Письмо было небольшое, написанное убористым наклонным почерком на клочке бумаги, и строчки наезжали друг на друга, выдавая попытку автора сэкономить место. Тоути унес его, чтобы прочесть, в бадстову, где он как раз обедал.
– Опять Блёндаль? – осведомился отец, не поднимая глаз от своей порции мяса.
– Нет, – ответил Тоути, быстро пробегая взглядом письмо. «Приезжайте скорей, с Агнес Магнусдоттир беда; я не хотел бы сообщать Блёндалю. Ваш брат во Христе, Йоун Йоунссон». – Это из Корнсау.
– Разве им неизвестно, что идет дождь? И сегодня воскресенье, – пробормотал пожилой священник.
Тоути присел к столу и окинул отца внимательным взглядом. В бороде у старика виднелись крошки засохшей каши.
– Я должен ехать, – сказал он.
Преподобный Йоун тяжело выдохнул.
– Сегодня воскресенье, – повторил он.
– Да, – сказал Тоути, – день Господень. – И прибавил: – День для трудов во имя Господа.
Преподобный Йоун извлек изо рта кусок хряща, придирчиво осмотрел его и снова принялся жевать.
– Отец?
– Надеюсь, Блёндаль узнает, как добросовестно ты исполняешь его волю.
– Волю Господа, – мягко поправил Тоути. – Спасибо, отец. Я вернусь вечером. Или завтра, если погода ухудшится.
Добравшись до перевала, который вел в долину Ватнсдалюр, Тоути вымок до нитки. Тут он разглядел гонца, доставившего письмо, и пришпорил кобылку, чтобы его нагнать.
– Эгей! – крикнул Тоути, вглядываясь в сплошную пелену дождя.
Всадник обернулся в седле, и Тоути узнал одного из батраков Корнсау. Тот оделся, как для рыбалки, чтобы уберечься от дождя.

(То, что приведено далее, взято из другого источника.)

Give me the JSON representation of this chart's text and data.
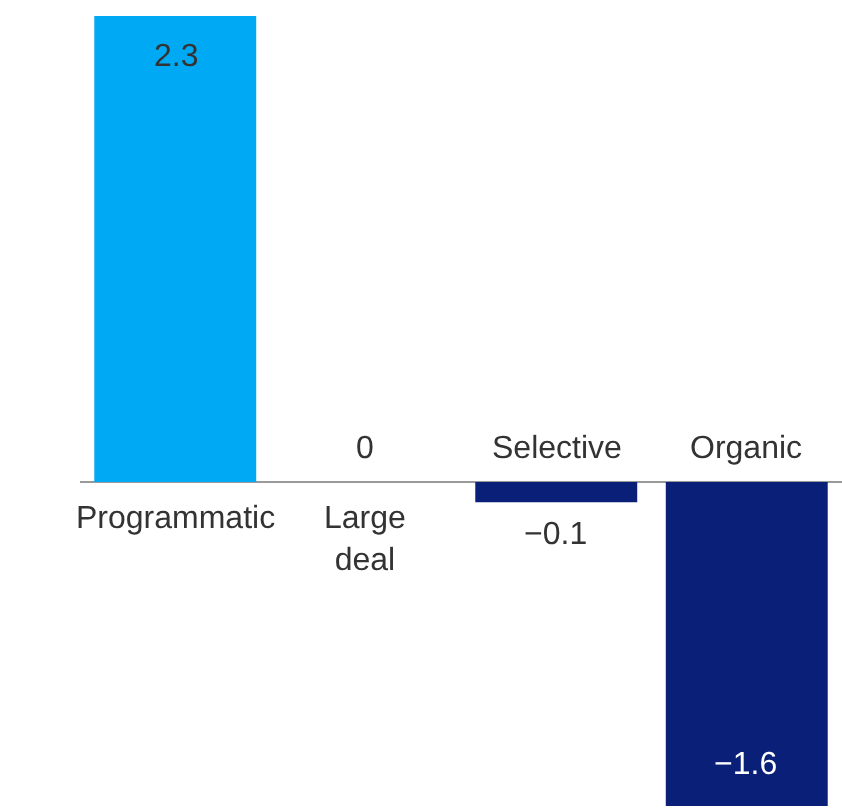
{
  "chart_data": {
    "type": "bar",
    "categories": [
      "Programmatic",
      "Large deal",
      "Selective",
      "Organic"
    ],
    "values": [
      2.3,
      0,
      -0.1,
      -1.6
    ],
    "colors": [
      "#00a9f4",
      "#00a9f4",
      "#0a1f78",
      "#0a1f78"
    ],
    "value_labels": [
      "2.3",
      "0",
      "−0.1",
      "−1.6"
    ],
    "ylim": [
      -1.6,
      2.3
    ]
  }
}
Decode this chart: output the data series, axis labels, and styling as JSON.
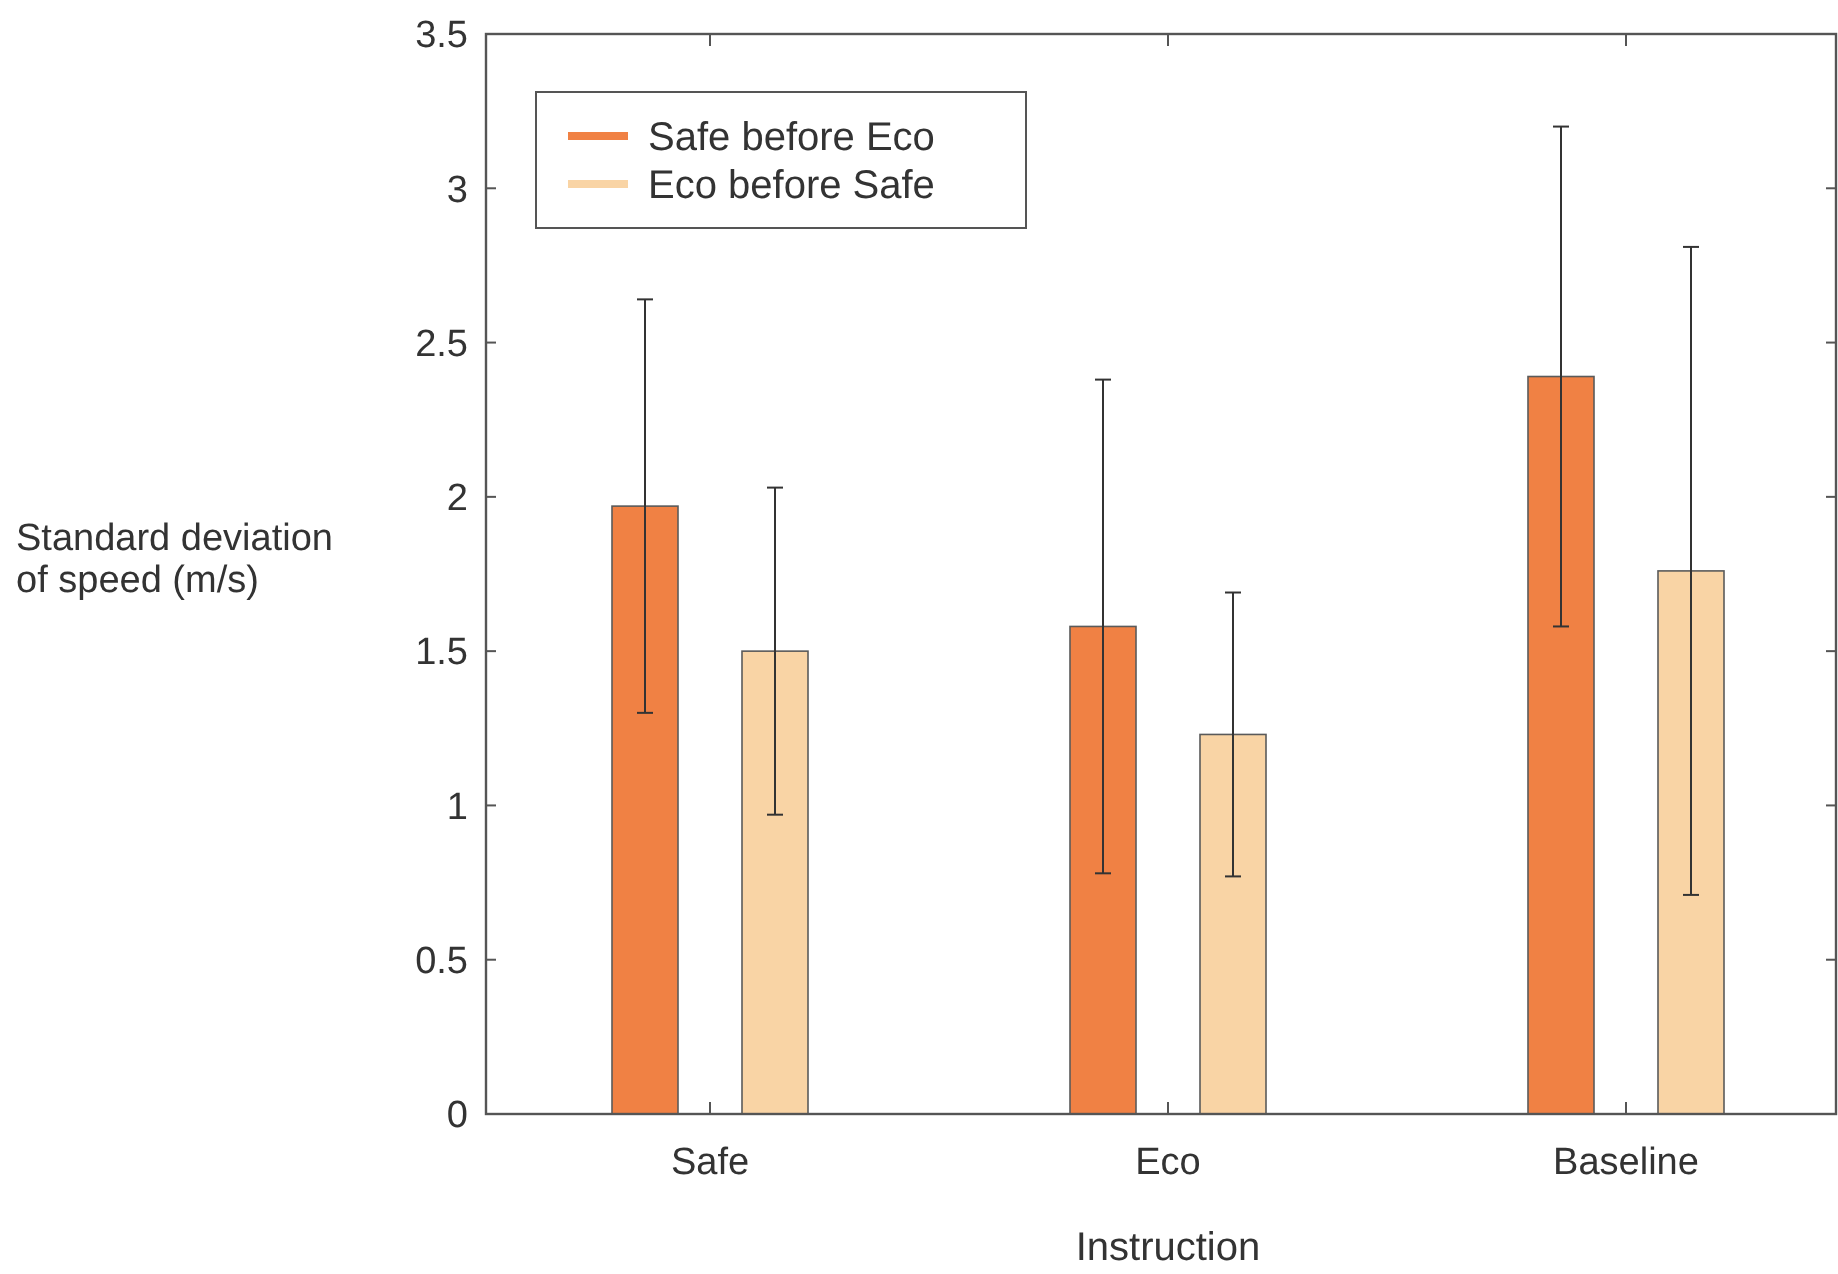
{
  "chart_data": {
    "type": "bar",
    "xlabel": "Instruction",
    "ylabel": "Standard deviation of speed (m/s)",
    "categories": [
      "Safe",
      "Eco",
      "Baseline"
    ],
    "series": [
      {
        "name": "Safe before Eco",
        "color": "#f08144",
        "values": [
          1.97,
          1.58,
          2.39
        ],
        "errors": [
          0.67,
          0.8,
          0.81
        ]
      },
      {
        "name": "Eco before Safe",
        "color": "#f9d4a5",
        "values": [
          1.5,
          1.23,
          1.76
        ],
        "errors": [
          0.53,
          0.46,
          1.05
        ]
      }
    ],
    "ylim": [
      0,
      3.5
    ],
    "yticks": [
      0,
      0.5,
      1,
      1.5,
      2,
      2.5,
      3,
      3.5
    ],
    "grid": false,
    "legend": "top left"
  }
}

– Так вы все же поехали! – громко откликнулся он. – Что ж, теперь по этой собачьей погоде носит уже двоих!
– Беда для сенокоса, – отозвался Тоути, чтобы поддержать разговор.
– Вот уж мне этого можете не говорить! – фыркнул всадник. – Мое имя Гвюндмюндур. – Он приветственно помахал рукой. – А вы тот самый преподобный, что пытается спасти душу нашей убийцы.